Que reste-t-il à l'homme le plus fort du monde, s'il comprend en dépit de ses biceps qu'il mourra un jour, et que son animal de puissance yogi est un poulet, celui-là même qu'il marche tout le temps dessus sans faire exprès, tellement qu'il est trop balaise?
Il lui reste d'abord l'angoisse d'angoisser malgré tout, malgré qu'il se sait le plus fort du monde, surtout pour ça du coup, de n'avoir personne de plus fort que lui pour y projeter en fantasme la perspective d'une vie solide ailleurs... et ensuite il lui reste de bouffer du poulet, à défaut d'en faire un totem, avec une petite sauce aigre-douce au piment, et quelques nouilles dans une barquettes.
Le film est plein de petites métaphores comme ça absurdes, enfin absurdes mais pas tant, en somme ce gros nounours cherche ce qu'il appelle un pull, c'est-à-dire peut-être une personne ou un objet affectif dans lequel se lover, un doudou quoi, pour un peu de tranquillité. Lui c'est le BMX, ou les filles, il hésite, son pote c'est peut-être la natation, ou les chaises de bureau (il nous fait un monologue juste trop long comme il faut à propos d'une hideuse chaise IKEA jaune fluo), l'amireuse du héros son pull c'est Miami. Et c'est aussi peut-être lui...

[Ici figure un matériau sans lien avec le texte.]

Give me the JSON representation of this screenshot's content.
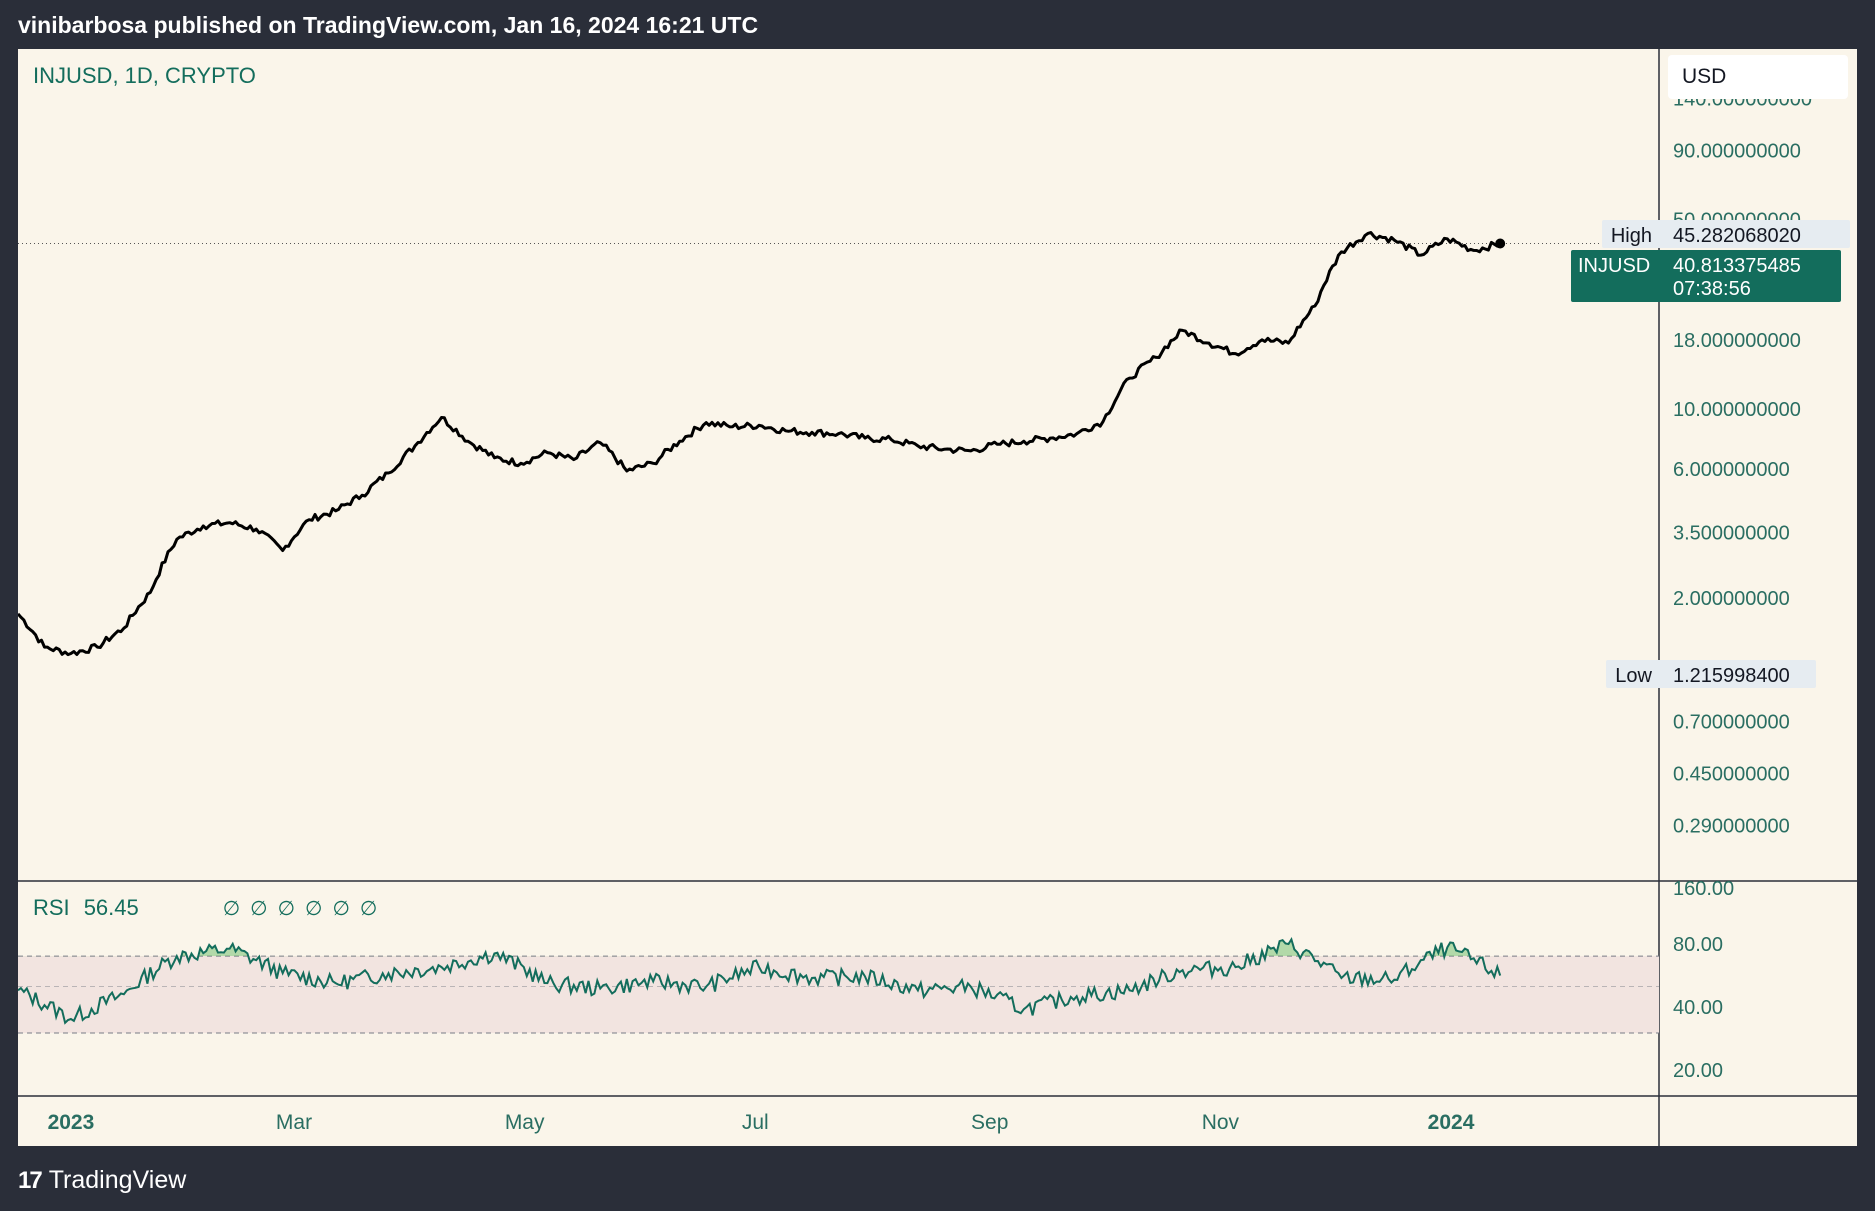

Le traitement de la psychologie dans ce film est en fait très amusante, disons ludique, imagée, annoncée ou soutenue par de rares travellings comme des inspirations, comme pour laisser filtrer dans le mouvement innattendu, la surréalité des héros ordinaires qui luttent coudes à coudes, ou autour du cou l'un de l'autre, soudés, à coup d'images poétiques et de réflexions incongrues, et de musique, pour ne pas devenir les zombies aux yeux brillants de colère, de ressentiment, qui les poursuivent la nuit.
Les personnages sont très attachants, leur errance témoigne d'une lucidité jusque-là impotente, en recherche de connexions, maladroites, comme une seconde peau électrique qui ne demande qu'à se trouver le bon pull pour faire des étincelles.